Gott und Mensch sind dabei in spannungsreiche Beziehung gesetzt. Gott ruft Adam ins Leben, ohne dass die Distanz zwischen beiden aufgehoben wäre.
Kürzlich las ich von Untersuchungen eines Neuromediziners, der in Michelangelos Gemälde etwas Neues entdeckt hat. Es zeige, so sagte der Wissenschaftler, dass die Wolke, die die Gestalt Gottes umgibt, bis ins Detail hinein dem Querschnitt des menschlichen Gehirns ähnelt. Die göttliche Aura also, von Michelangelo dargestellt in Form eines menschlichen Gehirns.
Was aber hätte das für das Verständnis seines Bildes zu bedeuten? Vielleicht, denke ich, wollte Michelangelo das Wort aus einem Psalm illustrieren, wo es heißt: „Du hast ihn, den Menschen, wenig niedriger gemacht als Gott." So zeigt er auf seine Weise und mit seinen künstlerischen Mitteln, dass der Mensch Dialogpartner Gottes ist, Mitschöpfer an seiner Schöpfung, göttliches Ebenbild.
Der Philosoph Ludwig Feuerbach stellte diese Ansicht einige Jahrhunderte später genau auf den Kopf. Er setzte dagegen, Gott sei lediglich eine Projektion des Menschen. Ein Produkt des menschlichen Gehirns.
Michelangelo aber demonstriert uns etwas anderes. Für ihn ist Gott das Gehirn der Welt. Der Mensch, wenn auch wenig niedriger als Gott, reicht weder mit seinen intellektuellen Fähigkeiten noch mit seinen ausgestreckten Händen an das göttliche Geheimnis heran.
Aber das ist auch gar nicht notwendig. Denn Gott selbst ist es, der sich freundlich dem Menschen zuwendet. Er erweckt den plumpen Erdenkloß zum Leben. Er haucht ihm Atem und Inspiration ein. Er stattet ihn mit allen Talenten aus, damit er ein geistreiches Leben führen kann.

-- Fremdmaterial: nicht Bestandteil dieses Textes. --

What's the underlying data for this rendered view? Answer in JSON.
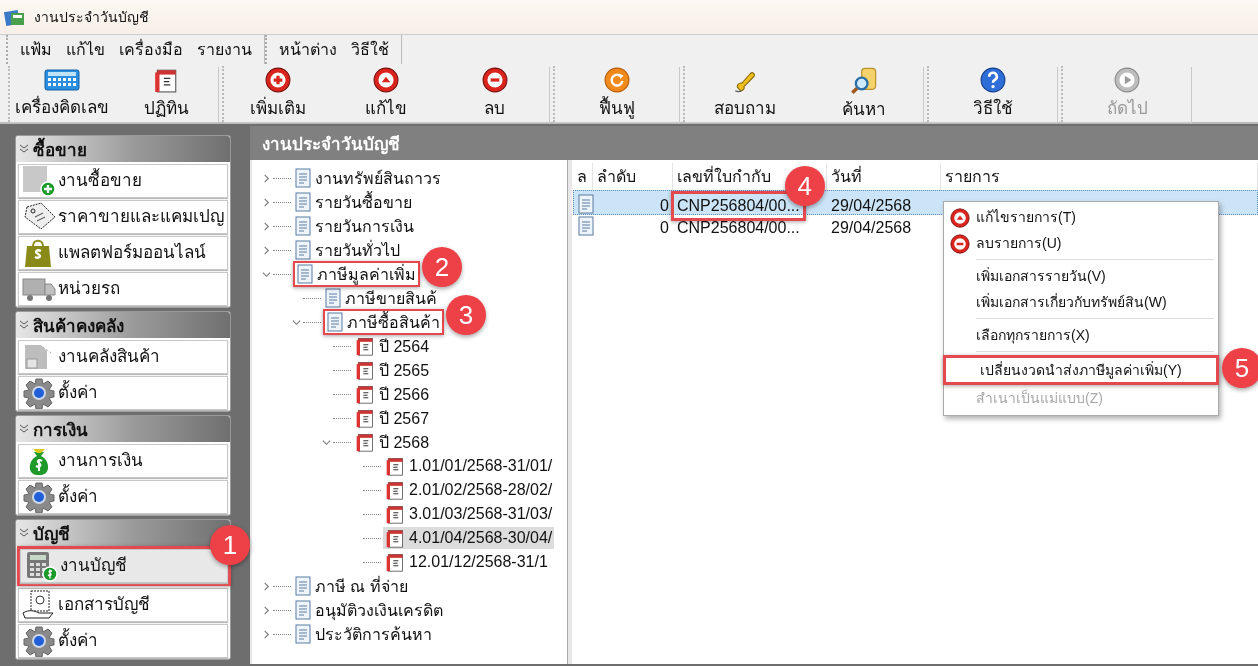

Für mich heute hieße das: Ich verzichte auf Spekulationen über Gott und die Welt. Und nehme die Botschaft ernst, die Michelangelo in seiner Zeit in der Sixtinischen Kapelle ins Bild setzte. Dass der entgegenkommende Gott dem Menschen Atem und Leben schenkt. Der Mensch aber darf sich als Gottes wunderbarer und einzigartiger Gedanke verstehen.